Small Wonder: "
My guess is that most of you know the oldest footrace in the country. Answer: the Boston Marathon. How many of you, however, can name the second oldest?
It’s called the Dipsea Race. This year marked the 100th running of this historic event, though it wasn’t the races century anniversary that captured the imagination, it was the incredible outcome.
Before I tell you what that outcome was, let me tell you a little bit about the race itself. Perhaps the toughest 7.4 miles you could conceive, the Dipsea begins with a brutally steep climb up 688 stairs and then proceeds to gets more grueling and technically challenging from that point forward. The footing is a tricky mix of gravel, dirt, rickety wooden stairs, and rocks. There is almost no level terrain the entire distance.
And the winner of this years’ race…drum roll please… an 8-year old 4th grade student. No, that’s not a typo. In a sprint finish, Reilly Johnson edged out the second place finisher by eight seconds, 68-year old grandmother of four, Melody-Ann Schultz (that’s not a typo, either).
The Dipsea is a handicapped race and both Reilly and Melody started twenty-five minutes ahead of 4th place finisher, and overall time winner, 24-year old Alexader Varner.
I’ve had the pleasure of corresponding with Reilly’s mom, Wendy, and asked her a couple questions about the event. Her responses are incredibly moving. Here’s what Wendy had to say:
Q: You must be incredibly proud. Tell us about the experience.
A: Indeed, I am incredibly proud. Truth be told, I am in awe more than anything else. Reilly never really "trained" for the Dipsea the first two times that she ran it. This year was the first year that she told my husband and me that she wanted to actually prepare for the race. Having done her 3rd grade report on the Dipsea the year prior, she knew a lot about the race. Reilly's objective, when she set out running once weekly — yes, just once weekly — in mid January, was hopefully to beat her dad and maybe, just maybe, secure the coveted Black Shirt for finishing in the top 30. We supported her, and she gradually increased the intensity, frequency, and duration of her workouts, never exceeding 4 days of running a week and only running 15-20 miles per week at her peak. Notably, she was not doing any other activities after school. As parents, we tend to favor under-scheduling our kids vs. over-scheduling them, partially to maintain my sanity, partially to provide them with ample time to just play outside and invent games like my sister and I did as kids (we seemed to turn out okay), and simply to unwind. Who would have thought that by running only 15-20 miles per week at the peak of her running, under the amateur guidance of her parents, she would have pulled off beating her dad, her personal hero, and everyone else?
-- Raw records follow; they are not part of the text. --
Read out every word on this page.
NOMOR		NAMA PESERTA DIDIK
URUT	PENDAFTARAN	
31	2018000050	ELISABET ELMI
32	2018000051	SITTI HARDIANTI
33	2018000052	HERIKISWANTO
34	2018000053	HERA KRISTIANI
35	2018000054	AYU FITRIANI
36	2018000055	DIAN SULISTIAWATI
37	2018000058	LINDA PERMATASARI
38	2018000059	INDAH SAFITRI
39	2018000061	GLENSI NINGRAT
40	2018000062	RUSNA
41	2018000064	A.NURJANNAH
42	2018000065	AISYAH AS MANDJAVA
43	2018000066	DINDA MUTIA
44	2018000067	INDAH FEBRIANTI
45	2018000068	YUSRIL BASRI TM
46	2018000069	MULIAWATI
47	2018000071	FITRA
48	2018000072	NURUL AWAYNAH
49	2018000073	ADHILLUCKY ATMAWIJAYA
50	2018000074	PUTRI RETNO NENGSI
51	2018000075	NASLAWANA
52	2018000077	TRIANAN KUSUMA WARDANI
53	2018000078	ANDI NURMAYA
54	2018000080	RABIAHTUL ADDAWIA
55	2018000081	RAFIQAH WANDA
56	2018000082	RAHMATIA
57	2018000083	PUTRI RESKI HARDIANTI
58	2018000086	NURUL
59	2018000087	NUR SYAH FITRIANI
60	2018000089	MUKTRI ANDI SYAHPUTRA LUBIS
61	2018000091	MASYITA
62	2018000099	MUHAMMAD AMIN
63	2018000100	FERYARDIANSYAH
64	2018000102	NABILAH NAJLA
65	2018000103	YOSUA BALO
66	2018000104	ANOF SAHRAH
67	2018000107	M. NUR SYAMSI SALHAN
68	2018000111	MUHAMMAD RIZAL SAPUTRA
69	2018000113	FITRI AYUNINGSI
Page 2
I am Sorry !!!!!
The #1 Black Shirt, the new trophy, the youngest to ever win, her name on the stairs, being swept up in the arms of the all time great Sal Vasquez in the presence of all the Dipsea greats including the amazing Melody Anne Schultz, all on the 100th running, after falling AND throwing up proceeding the steep climb up Cardiac? Who would have thought? As I said, I am, and forever will be, in awe. I had told her that with hard work, determination, focus and a belief in herself that anything was possible. Now she can truly internalize that fact and draw upon it in the future.
Q: Were you concerned about her before the race?
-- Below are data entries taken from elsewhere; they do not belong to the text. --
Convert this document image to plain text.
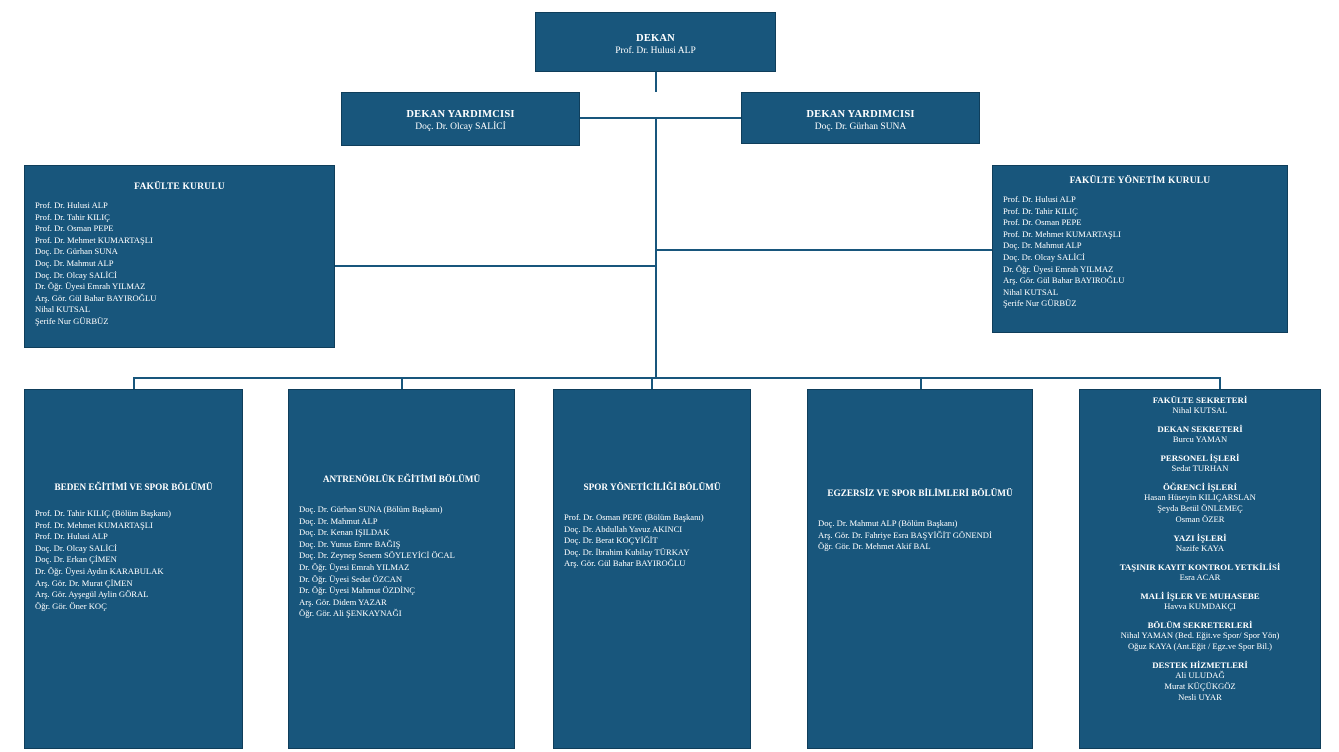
DEKAN
Prof. Dr. Hulusi ALP
DEKAN YARDIMCISI
Doç. Dr. Olcay SALİCİ
DEKAN YARDIMCISI
Doç. Dr. Gürhan SUNA
FAKÜLTE KURULU
Prof. Dr. Hulusi ALP
Prof. Dr. Tahir KILIÇ
Prof. Dr. Osman PEPE
Prof. Dr. Mehmet KUMARTAŞLI
Doç. Dr. Gürhan SUNA
Doç. Dr. Mahmut ALP
Doç. Dr. Olcay SALİCİ
Dr. Öğr. Üyesi Emrah YILMAZ
Arş. Gör. Gül Bahar BAYIROĞLU
Nihal KUTSAL
Şerife Nur GÜRBÜZ
FAKÜLTE YÖNETİM KURULU
Prof. Dr. Hulusi ALP
Prof. Dr. Tahir KILIÇ
Prof. Dr. Osman PEPE
Prof. Dr. Mehmet KUMARTAŞLI
Doç. Dr. Mahmut ALP
Doç. Dr. Olcay SALİCİ
Dr. Öğr. Üyesi Emrah YILMAZ
Arş. Gör. Gül Bahar BAYIROĞLU
Nihal KUTSAL
Şerife Nur GÜRBÜZ
BEDEN EĞİTİMİ VE SPOR BÖLÜMÜ
Prof. Dr. Tahir KILIÇ (Bölüm Başkanı)
Prof. Dr. Mehmet KUMARTAŞLI
Prof. Dr. Hulusi ALP
Doç. Dr. Olcay SALİCİ
Doç. Dr. Erkan ÇİMEN
Dr. Öğr. Üyesi Aydın KARABULAK
Arş. Gör. Dr. Murat ÇİMEN
Arş. Gör. Ayşegül Aylin GÖRAL
Öğr. Gör. Öner KOÇ
ANTRENÖRLÜK EĞİTİMİ BÖLÜMÜ
Doç. Dr. Gürhan SUNA (Bölüm Başkanı)
Doç. Dr. Mahmut ALP
Doç. Dr. Kenan IŞILDAK
Doç. Dr. Yunus Emre BAĞIŞ
Doç. Dr. Zeynep Senem SÖYLEYİCİ ÖCAL
Dr. Öğr. Üyesi Emrah YILMAZ
Dr. Öğr. Üyesi Sedat ÖZCAN
Dr. Öğr. Üyesi Mahmut ÖZDİNÇ
Arş. Gör. Didem YAZAR
Öğr. Gör. Ali ŞENKAYNAĞI
SPOR YÖNETİCİLİĞİ BÖLÜMÜ
Prof. Dr. Osman PEPE (Bölüm Başkanı)
Doç. Dr. Abdullah Yavuz AKINCI
Doç. Dr. Berat KOÇYİĞİT
Doç. Dr. İbrahim Kubilay TÜRKAY
Arş. Gör. Gül Bahar BAYIROĞLU
EGZERSİZ VE SPOR BİLİMLERİ BÖLÜMÜ
Doç. Dr. Mahmut ALP (Bölüm Başkanı)
Arş. Gör. Dr. Fahriye Esra BAŞYİĞİT GÖNENDİ
Öğr. Gör. Dr. Mehmet Akif BAL
FAKÜLTE SEKRETERİ
Nihal KUTSAL
DEKAN SEKRETERİ
Burcu YAMAN
PERSONEL İŞLERİ
Sedat TURHAN
ÖĞRENCİ İŞLERİ
Hasan Hüseyin KILIÇARSLAN
Şeyda Betül ÖNLEMEÇ
Osman ÖZER
YAZI İŞLERİ
Nazife KAYA
TAŞINIR KAYIT KONTROL YETKİLİSİ
Esra ACAR
MALİ İŞLER VE MUHASEBE
Havva KUMDAKÇI
BÖLÜM SEKRETERLERİ
Nihal YAMAN (Bed. Eğit.ve Spor/ Spor Yön)
Oğuz KAYA (Ant.Eğit / Egz.ve Spor Bil.)
DESTEK HİZMETLERİ
Ali ULUDAĞ
Murat KÜÇÜKGÖZ
Nesli UYAR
A: For the first time, I was not concerned in the least about Reilly during the race. In the past, I would worry about her on the more technical descents. However this year, thanks to advice from last year's winner Brian Pilcher, Reilly worked on some of the more difficult sections of the trail repeatedly with her dad. I knew, on race day, that Reilly had the confidence and ability to nail those sections. Naturally, anything can happen on race day, but I felt far less anxious than in years past. She had done her homework, so to speak.
Q: Were you relieved to see her finish?
A: I was relieved to see her finish last year. This year, I was could barely contain my pride and overall joy. I knew she had the potential to make the top 10, possibly even to win. Seeing her bobbing little pigtails in the lead in the final stretch brought tears to my eyes. She had done it. She had believed in herself — she had believed that winning was a possibility — and she, and she alone, had made it happen. To say that I was delighted to see her win is an understatement. She took 15 minutes off her time from last year. She trained diligently, she pulled herself together after tripping and throwing up — something few adults could probably pull off — and she led almost the entire race. What a display of tremendous tenacity and character, especially for an 8-year old. She is such an old soul in many ways that it is easy to forget, as a parent, that she is just 8.
Reilly Johnson. Remember that name, I get the feeling you’ll be hearing it more often in the years to come.